I Farnese organizzavano spesso a Villa Farnesina delle sontuose feste e banchetti. Per mostrare la loro grandezza, dopo ogni pasto gettavano nel fiume i piatti e le posate appena usate, che erano di argento massiccio. Ma una lunga rete lungo la riva del fiume, tesa strategicamente sotto il pelo dell'acqua, permetteva ai proprietari di recuperarle in seguito.

Villa Farnesina è attualmente la sede di rappresentanza dell'Accademia Nazionale dei Lincei, la più alta istituzione culturale italiana, delle cui origini si parla anche nel rione Ponte. Il confine meridionale dei giardini della villa è ancora demarcato da un breve tratto superstite dei mura aureliane, con due torri, una delle quali si vede sul fondo di vicolo Moroni, l'altra dal lungotevere della Farnesina (cfr. Le mura dei papi).

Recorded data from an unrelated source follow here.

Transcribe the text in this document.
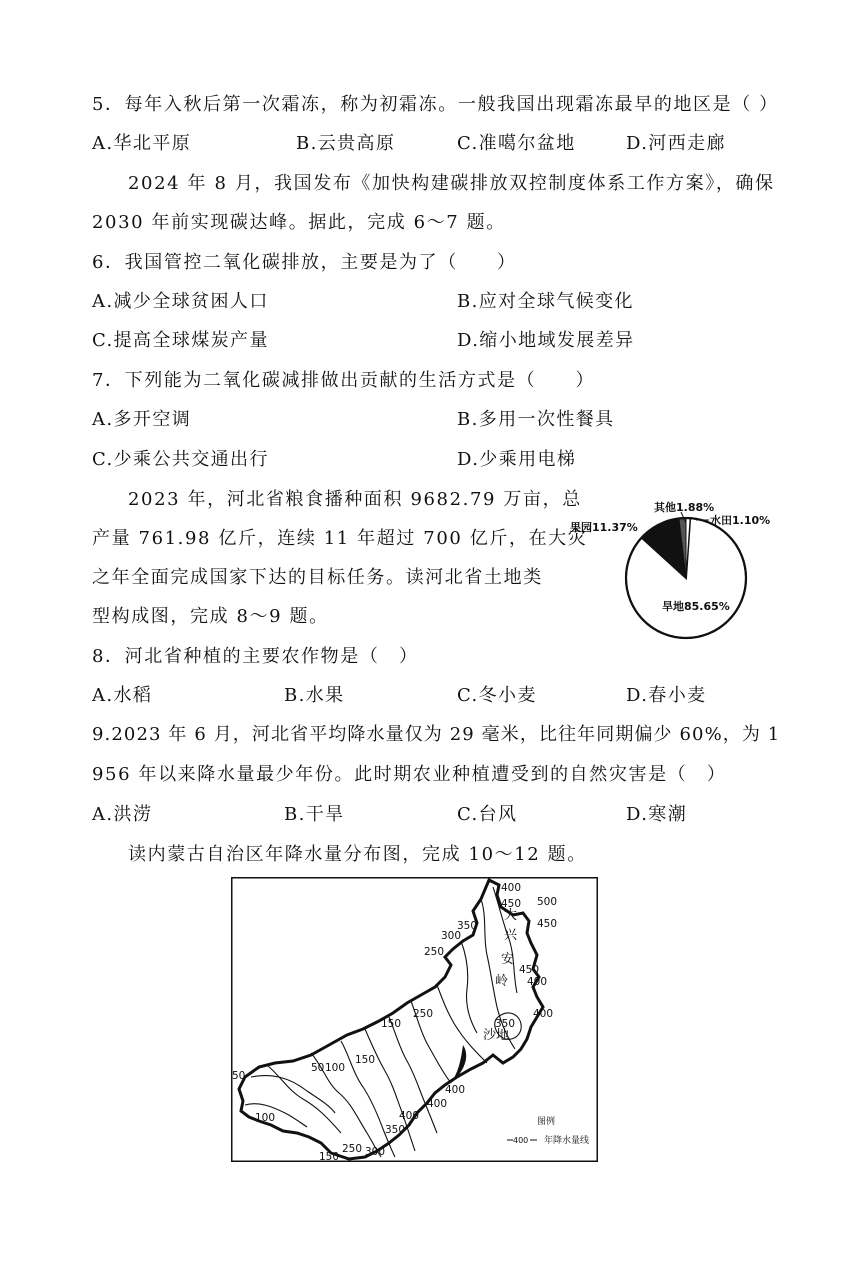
5．每年入秋后第一次霜冻，称为初霜冻。一般我国出现霜冻最早的地区是（ ）
A.华北平原	B.云贵高原	C.准噶尔盆地	D.河西走廊
2024 年 8 月，我国发布《加快构建碳排放双控制度体系工作方案》，确保
2030 年前实现碳达峰。据此，完成 6～7 题。
6．我国管控二氧化碳排放，主要是为了（　　）
A.减少全球贫困人口	B.应对全球气候变化
C.提高全球煤炭产量	D.缩小地域发展差异
7．下列能为二氧化碳减排做出贡献的生活方式是（　　）
A.多开空调	B.多用一次性餐具
C.少乘公共交通出行	D.少乘用电梯
2023 年，河北省粮食播种面积 9682.79 万亩，总
产量 761.98 亿斤，连续 11 年超过 700 亿斤，在大灾
之年全面完成国家下达的目标任务。读河北省土地类
型构成图，完成 8～9 题。
其他1.88%
水田1.10%
果园11.37%
旱地85.65%
8．河北省种植的主要农作物是（　）
A.水稻	B.水果	C.冬小麦	D.春小麦
9.2023 年 6 月，河北省平均降水量仅为 29 毫米，比往年同期偏少 60%，为 1
956 年以来降水量最少年份。此时期农业种植遭受到的自然灾害是（　）
A.洪涝	B.干旱	C.台风	D.寒潮
读内蒙古自治区年降水量分布图，完成 10～12 题。
大
兴
安
岭
沙地
400
450 500
450
350
300
250
450
400
400
250
150	350
150
50 100
50
100
400
400
400
350
150
250 300
图例
400 年降水量线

Un altro grande palazzo situato sul lato opposto della via, proprio di fronte all'anzidetta villa, è Palazzo Corsini. Fu costruito da Clemente XII (Lorenzo Corsini, papa tra il 1730 e il 1740), ampliandone e ristrutturandone uno più piccolo appartenuto a Raffaele Riario, nipote di papa Sisto IV (1471-84); questi si era dovuto trasferire a Trastevere quando il suo primo palazzo, attualmente detto della Cancelleria (cfr. Parione), gli fu espropriato in quanto era rimasto coinvolto in un complotto contro un terzo papa, Leone X. Ora ospita una galleria d'arte, che comprende una collezione di dipinti del Seicento e del Settecento.

Un centinaio di metri più avanti, sul lato destro di via della Lungara, si trova l'antica chiesa di San Giacomo alla Lungara [15]. Sulla parete accanto al'altare maggiore si conserva un bizzarro monumento alla memoria di Ippolito Merenda (m.1636), giurista dell'inizio del Seicento, vicino alla famiglia Barberini, che lasciò alla chiesa una cospicua somma; è costituito da uno scheletro volante a grandezza naturale che dispiega un drappo recante l'iscrizione, opera attribuita a Gianlorenzo Bernini.
via della Lungara - San Giacomo
il monumento in ricordo di Ippolito Merenda
con lo scheletro volante di Bernini
Ma la chiesa vanta anche un altro curioso primato: possiede l'unico campanile romanico di Roma con semplici finestre monofore (cioè non a bifore o polifore, divise da una o più colonnine, come si trovano comunemente negli altri campanili di questo stile); infatti quando agli inizi del Novecento la zona subì delle pesanti ristrutturazioni per la costruzione dei muraglioni lungo le rive del Tevere, la chiesa sarebbe stata demolita, come tutte le altre antiche costruzioni lungo il fiume, se non fosse stato per la sua torre campanaria che la fece risparmiare, per cui venne in seguito parzialmente incorporata in un edificio più moderno. lungotevere della Farnesina
il campanile della chiesa di San Giacomo

Via della Lungara prosegue passando davanti al carcere di Regina Coeli, di cui si è detto in precedenza, per raggiungere infine il punto di partenza, piazza Della Rovere.